Se a riqueza é produzida socialmente e o dinheiro é sua expressão maior, então o dinheiro é antes de mais nada um produto social. Portanto, apesar do simplismo com que metemos a mão no bolso para comprar um café, não é trivial saber o que é dinheiro meu, o que é dinheiro dos outros, nem saber onde termina o setor público e começa o privado. Estas, porém, são questões que agitam a humanidade há séculos, e que certamente sobreviverão ainda por muito tempo. Aqui, mais importante do que decifrá-las, é saber a que interesses o Estado brasileiro está direcionado e se atende seus objetivos com qualidade, isto é, com transparência, eficiência, democracia, etc.

Vejamos então: em 2002, o setor público (união, estados e municípios) arrecadou na forma de tributos cerca de 36% de tudo o que foi produzido no país. É muito? é pouco? Depende. A pergunta relevante é outra: quem foram os beneficiários do orçamento público? onde foi utilizado o dinheiro?

E ai é que aquela mesma turma que faz drama estampando o prato de comida mutilado se esquece de dizer que de cada quatro reais arrecadados pelo Estado, um vai para pagar juros (8,4% do PIB). Ou seja, pegando carona no exemplo anterior, daqueles quatro meses trabalhados supostamente para “sustentar” o setor público, na realidade um destina-se ao pagamento de juros da dívida pública, beneficiando, portanto, não o Estado, mas a nata do setor privado, como grandes bancos e empresas. Em 2003, mantidos os juros no patamar atual, estaremos repassando a estes afortunados cerca de 386 milhões de reais por dia!

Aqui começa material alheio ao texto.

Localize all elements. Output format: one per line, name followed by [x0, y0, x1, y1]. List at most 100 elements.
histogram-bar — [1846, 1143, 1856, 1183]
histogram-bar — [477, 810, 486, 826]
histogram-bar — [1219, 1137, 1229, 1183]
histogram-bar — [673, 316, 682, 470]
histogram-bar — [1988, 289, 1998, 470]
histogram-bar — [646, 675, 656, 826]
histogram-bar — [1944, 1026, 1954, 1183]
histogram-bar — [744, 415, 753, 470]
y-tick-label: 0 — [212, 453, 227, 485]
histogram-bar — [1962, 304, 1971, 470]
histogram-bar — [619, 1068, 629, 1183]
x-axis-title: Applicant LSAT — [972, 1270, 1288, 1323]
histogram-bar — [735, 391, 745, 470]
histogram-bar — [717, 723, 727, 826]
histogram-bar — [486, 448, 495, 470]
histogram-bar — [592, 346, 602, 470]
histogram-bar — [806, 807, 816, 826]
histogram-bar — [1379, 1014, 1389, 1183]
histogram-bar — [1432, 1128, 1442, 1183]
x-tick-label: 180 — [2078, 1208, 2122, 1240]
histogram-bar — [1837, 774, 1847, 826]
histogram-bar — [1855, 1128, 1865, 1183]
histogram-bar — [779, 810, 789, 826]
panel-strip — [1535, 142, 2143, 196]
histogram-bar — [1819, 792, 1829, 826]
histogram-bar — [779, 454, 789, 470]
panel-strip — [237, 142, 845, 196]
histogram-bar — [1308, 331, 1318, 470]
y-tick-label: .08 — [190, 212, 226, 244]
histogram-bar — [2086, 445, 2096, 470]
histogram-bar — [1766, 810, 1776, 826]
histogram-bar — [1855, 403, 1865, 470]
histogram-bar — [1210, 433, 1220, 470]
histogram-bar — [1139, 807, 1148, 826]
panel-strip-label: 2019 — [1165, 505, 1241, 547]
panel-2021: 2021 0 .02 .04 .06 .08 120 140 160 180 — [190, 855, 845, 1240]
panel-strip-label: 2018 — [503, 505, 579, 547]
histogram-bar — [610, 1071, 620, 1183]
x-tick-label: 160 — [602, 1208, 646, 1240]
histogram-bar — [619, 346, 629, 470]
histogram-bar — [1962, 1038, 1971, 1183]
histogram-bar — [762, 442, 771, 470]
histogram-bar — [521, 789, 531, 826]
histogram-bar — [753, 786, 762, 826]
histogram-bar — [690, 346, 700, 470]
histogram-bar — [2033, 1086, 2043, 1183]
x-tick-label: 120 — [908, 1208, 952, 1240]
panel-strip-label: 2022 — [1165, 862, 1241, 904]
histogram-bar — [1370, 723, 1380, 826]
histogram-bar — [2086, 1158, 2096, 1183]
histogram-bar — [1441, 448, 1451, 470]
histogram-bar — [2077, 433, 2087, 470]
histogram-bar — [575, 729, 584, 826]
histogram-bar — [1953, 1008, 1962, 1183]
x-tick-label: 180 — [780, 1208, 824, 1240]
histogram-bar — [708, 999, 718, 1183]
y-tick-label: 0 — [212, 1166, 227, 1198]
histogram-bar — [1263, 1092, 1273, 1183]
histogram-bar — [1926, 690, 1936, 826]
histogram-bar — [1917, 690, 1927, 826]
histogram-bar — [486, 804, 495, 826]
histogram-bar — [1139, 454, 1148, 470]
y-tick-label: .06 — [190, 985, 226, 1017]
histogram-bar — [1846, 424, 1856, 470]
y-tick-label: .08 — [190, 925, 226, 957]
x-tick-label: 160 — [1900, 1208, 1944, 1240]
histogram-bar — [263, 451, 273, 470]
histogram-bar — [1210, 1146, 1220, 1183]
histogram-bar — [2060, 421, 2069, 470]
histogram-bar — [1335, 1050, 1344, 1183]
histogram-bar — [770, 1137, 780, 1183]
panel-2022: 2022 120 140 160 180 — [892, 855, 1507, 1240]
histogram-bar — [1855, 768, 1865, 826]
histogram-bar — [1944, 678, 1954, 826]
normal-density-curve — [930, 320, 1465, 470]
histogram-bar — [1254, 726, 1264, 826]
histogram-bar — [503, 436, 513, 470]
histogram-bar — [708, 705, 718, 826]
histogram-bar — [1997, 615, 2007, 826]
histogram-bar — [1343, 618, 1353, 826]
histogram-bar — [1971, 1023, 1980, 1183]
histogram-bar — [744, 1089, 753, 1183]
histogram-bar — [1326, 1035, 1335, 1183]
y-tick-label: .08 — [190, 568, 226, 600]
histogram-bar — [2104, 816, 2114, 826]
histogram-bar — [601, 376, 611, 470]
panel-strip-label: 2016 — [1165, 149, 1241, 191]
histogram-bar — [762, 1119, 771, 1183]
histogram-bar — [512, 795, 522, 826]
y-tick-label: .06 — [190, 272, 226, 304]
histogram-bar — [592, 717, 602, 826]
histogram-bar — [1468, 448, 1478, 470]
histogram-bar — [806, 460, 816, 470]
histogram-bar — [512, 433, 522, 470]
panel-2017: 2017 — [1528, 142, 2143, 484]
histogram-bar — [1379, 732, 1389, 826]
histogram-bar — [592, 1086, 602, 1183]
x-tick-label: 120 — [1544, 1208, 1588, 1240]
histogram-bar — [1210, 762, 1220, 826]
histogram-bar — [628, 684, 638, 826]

Dos outros três meses de trabalho que restam na conta do Estado, um – talvez o mês de fevereiro, com 28 dias - vai para custear previdência social, isto é: trata-se de uma contribuição a um sistema onde os trabalhadores de hoje financiam a aposentadoria dos trabalhadores de ontem e daqueles que, por viverem em um país injusto, não tiveram renda para contribuir. É bom lembrar que antes de ser o “ralo” alardeado pelos mais afoitos, a previdência brasileira é um dos maiores programas sociais do mundo, livrando da miséria milhões de trabalhadores rurais que, assim como o consultor jurídico ou o motorista de ônibus, contribuíram com seu quinhão na produção nossa de cada ano.

Por fim, o que sobra de fato para custear o Estado corresponderia a no máximo dois meses de trabalho dos brasileiros, dos quais um se destina a investimento e custeio das políticas públicas propriamente ditas (saúde, educação, infra-estrutura, segurança, etc) e outro a pagar o pessoal envolvido nestas atividades. Em suma, o Estado brasileiro não “custa” mais do que 20% de tudo o que é produzido no país e, considerando-se as fragilidades históricas que marcam o Brasil, o atraso econômico e suas mazelas sociais, este tanto reservado aos interesses públicos é na realidade muito menor do que seria desejável.

A título de comparação, vale a pena lembrar de alguns números interessantes apontados por um estudo da Organização Internacional do Trabalho (em BNDES –INFORME-SE Nº 42 – junho de 2002), que indicam a participação do emprego público no número total de empregos em diversos países. Enquanto no Brasil este número é de apenas 11,5% (i.e., cerca de 1 em cada 10 trabalhadores está empregado no setor público), nos EUA, onde até o metrô é privatizado, este número chega a 16%; na Inglaterra, Alemanha e Canadá é de 20%; e na Suécia e na Noruega, países reconhecidos como os de melhores condições de vida do planeta, alcança quase 38%. Vergonhosamente, neste ranking que comparou o peso do emprego público em 64 países, o nosso Brasil ficou em 58º lugar, perdendo apenas para um curioso grupo de países composto pela Colômbia, África do Sul, Japão, Filipinas, Myanmar e Etiópia.

Enfim, até porque nossas carências são muito maiores do que as dos EUA, da Alemanha, Suécia ou Inglaterra, devemos deixar o discurso fácil pela redução da carga tributária ou pelo estabelecimento de limites de pessoal no setor estatal e lutar pelo redirecionamento do gasto público em favor das populações escanteadas primeiro pelo nosso modelo autoritário de desenvolvimento e depois pela subserviência liberal aos sabores dos credores da dívida pública.